Thoughtfactory: abstractions

developing the tradition of photographic abstraction

orange abstraction

A recent addition to an  ongoing series:

I have to admit that I have walked past this particular tree many times whilst walking with Maya. I didn't see the colours or the shape of the orange.  How come I missed it so many times? I wasn't looking obviously. 

salt abstraction #5

This photo was made in the summer of 2024. The location is  around the western corner of   Petrel Cove on the southern Fleurieu Peninsula. It was the late afternoon to avoid the bright light of the summer sun.  

The dried out salt depends on high tides, no sand cover,  and the summer heat to evaporate the seawater in the rock pools during the day.  Outside of summer there are  the various rock pools that do not evaporate.  

sandstone abstraction

A section of the sandstone cliffs in the Great Otway National Park in Victoria:

The area is between  Point Franklin and Parker Inlet,  and it is  only accessible in low tide. 

trunk abstract #4

The abstraction below was made whilst I was on a poodlewalk with Maya, our young standard poodle,  in  the local bushland in Waitpinga on the southern Fleurieu Peninsula  in South Australia early in  the  morning.
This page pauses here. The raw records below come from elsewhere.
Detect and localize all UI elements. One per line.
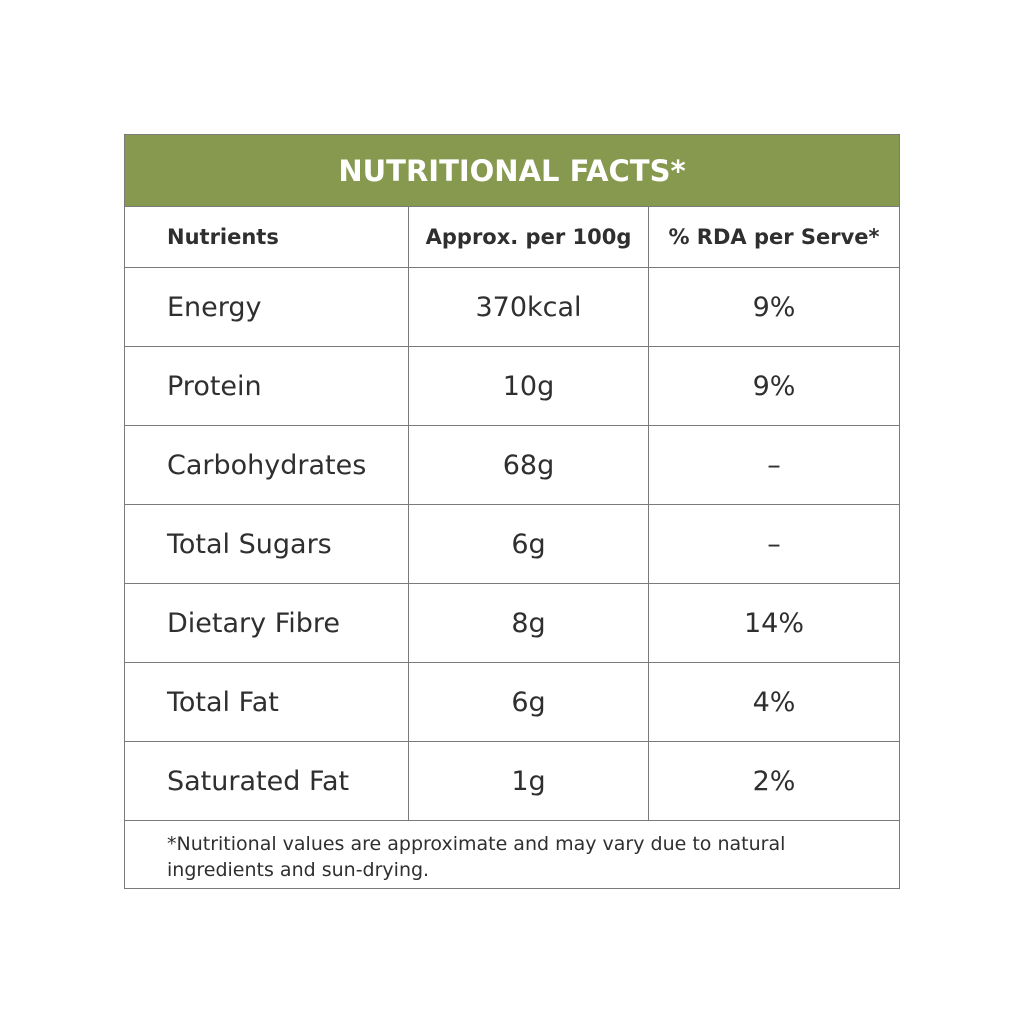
nutrient-value: 10g [409, 347, 649, 426]
nutrient-name: Total Sugars [125, 505, 409, 584]
nutrient-name: Saturated Fat [125, 742, 409, 821]
nutrition-table: NUTRITIONAL FACTS* *Nutritional values a… [124, 134, 900, 889]
column-header: % RDA per Serve* [649, 207, 899, 268]
nutrient-value: 1g [409, 742, 649, 821]
nutrient-value: 6g [409, 505, 649, 584]
nutrient-value: – [649, 426, 899, 505]
nutrient-name: Energy [125, 268, 409, 347]
nutrient-value: 4% [649, 663, 899, 742]
nutrient-value: 6g [409, 663, 649, 742]
column-header: Nutrients [125, 207, 409, 268]
nutrient-name: Dietary Fibre [125, 584, 409, 663]
column-header: Approx. per 100g [409, 207, 649, 268]
nutrient-value: 9% [649, 268, 899, 347]
nutrient-value: 8g [409, 584, 649, 663]
nutrient-name: Carbohydrates [125, 426, 409, 505]
nutrient-value: – [649, 505, 899, 584]
nutrient-name: Protein [125, 347, 409, 426]
nutrient-value: 370kcal [409, 268, 649, 347]
nutrient-value: 68g [409, 426, 649, 505]
nutrient-value: 2% [649, 742, 899, 821]
nutrient-value: 14% [649, 584, 899, 663]
nutrient-name: Total Fat [125, 663, 409, 742]
table-title: NUTRITIONAL FACTS* [125, 135, 899, 207]
nutrient-value: 9% [649, 347, 899, 426]
footnote: *Nutritional values are approximate and … [167, 833, 786, 881]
From memory  it had been raining overnight. It was in the mid-winter of  2023.  Maya would have been about 6 months old then, and it would have been a training walk. She was learning to stay  with me whilst we walked through the bushland. 

a b+w version

This  black and white version of an abstract rock formation near Petrel Cove is from the archives in 2019.

A colour version, which was posted in 2019,  is here.  

I have been starting to research and write about  photographic abstraction that moves beyond the modernist idea of abstraction as non-figuration of the mid-twentieth century. Whilst doing so I have been working my way  through the  archives. 

quartz abstraction #11

Whilst on the early  morning poodlewalk with Maya  along the littoral zone of the coastal rocks on the southern Fleurieu Peninsula I started scoping for a possible 5x4 photo session. As  Maya is now starting to hang around me whilist  I spend time photographing I reckoned it would be possible to use a 5x4 with a dark cloth. 

This is what I came up with today --- a close up, or macro view,  of an isolated rock with a quartz vein:

I had photographed the rock a few days earlier from a broader perspective.  

wood abstraction: a note

This is an abstraction of the  old,  wooden Granite Island causeway at Victor Harbor in South Australia.  

The causeway  was in such a bad condition that it could not be repaired.  It  has been dismantled and replaced by a concrete one.  There are just a few pieces left at both the Victor Harbor and Granite Island ends. They -- the heritage remnants -- appear to function as viewing platforms. 

No doubt, many  photographers would say this  picture is not  an abstraction.  Others would point to the formal design of the picture and say that it is formalist but not even a weak abstraction. So I wrote a brief post on abstraction on the thoughtfactory website in an effort to open up a space for the possibility of contemporary photographic abstractions.

quartz abstraction #10

I cannot remember the exact location of this macro photo of quartz and lichen that I constructed as an abstraction. It was made in  the late summer -- the digital file says  early February 2022. 

Looking at the surrounding files I can see that I would have been walking from Dep's Beach back to the car that would have been parked at Kings Beach lookout. It was made whilst on an afternoon poodlewalk as it was around 7pm. 

blue and red abstraction

 Made whilst  wandering in the local Waitpinga bushland on a poodlewalk in  the late summer of 2022.  

 It was a branch of a pink gum, but I  can no longer remember where it was exactly. 

bark abstract #5

These colours in the local bushland in Waitpinga caught my eye whilst I was walking through it:

This macro  of the  bark of  pink gum was made whilst I was on a poodlewalk with Kayla. This was  in  late February. It is a continuation of the kind of abstraction from nature series here and here.